Prior to attending the United Nations Climate Change Conference in Poznan, Poland, my knowledge and understanding of the subject was limited. Like many of our members, I could see and feel our climate changing, associating it with the frequently used term “global warming.” I quickly learned that climate change and global warming were not one in the same. I also had little understanding of how encompassing and important the issue is and how it impacts nearly every aspect of our daily lives, now and much more so in the future.
What we as a world, a country and as individuals do, or don’t do now, will impact the degree of changes we will confront in the future. And for union members in many industries, this may mean their very jobs and livelihoods. Bringing more than 150 countries together in an ongoing effort to gain consensus on how to deal globally with climate change is not only a difficult undertaking, but an extremely complicated one at best. The large number of special interest groups trying to inject their own agenda makes the process itself seemingly overwhelming.
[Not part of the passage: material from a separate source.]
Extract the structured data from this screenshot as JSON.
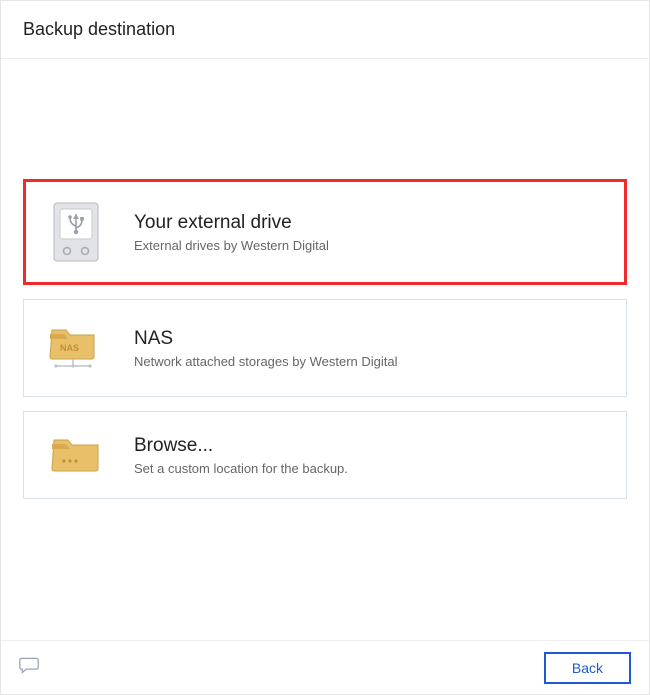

What is plainly clear, however, is the fact that labor, and trade unions specifically, must take an active and prominent role in pursuing the creation of “green jobs” in providing sustainable employment for their members whose jobs and livelihoods become vulnerable as a result of climate change. Through the International Trade Union Confederation (ITUC), unions have developed a set of global priorities important to labor, and that are deemed necessary to ensure the creation and stability of “green jobs” for its members in light of global climate change.
We have a unique opportunity in pursuit of these objectives with the global economic crisis, particularly in the United States, and labor must insist that whatever the plan for recovery is, a “green economy and green jobs” agenda be included as an integral part of the plan. We have a real opportunity in the United States with a new president who is clearly smart enough to figure out that doing nothing about climate change will hurt virtually every aspect of our economy in the future.
For the transportation industry and the members we represent, increased mass transit is a key component in almost every plan for a “green environment and green economy.” We have a real opportunity, and I believe an obligation as a union, to promote our industry and educate our membership on how each of us must take individual responsibility by making changes in our day-to-day lives that help promote a sustainable green earth.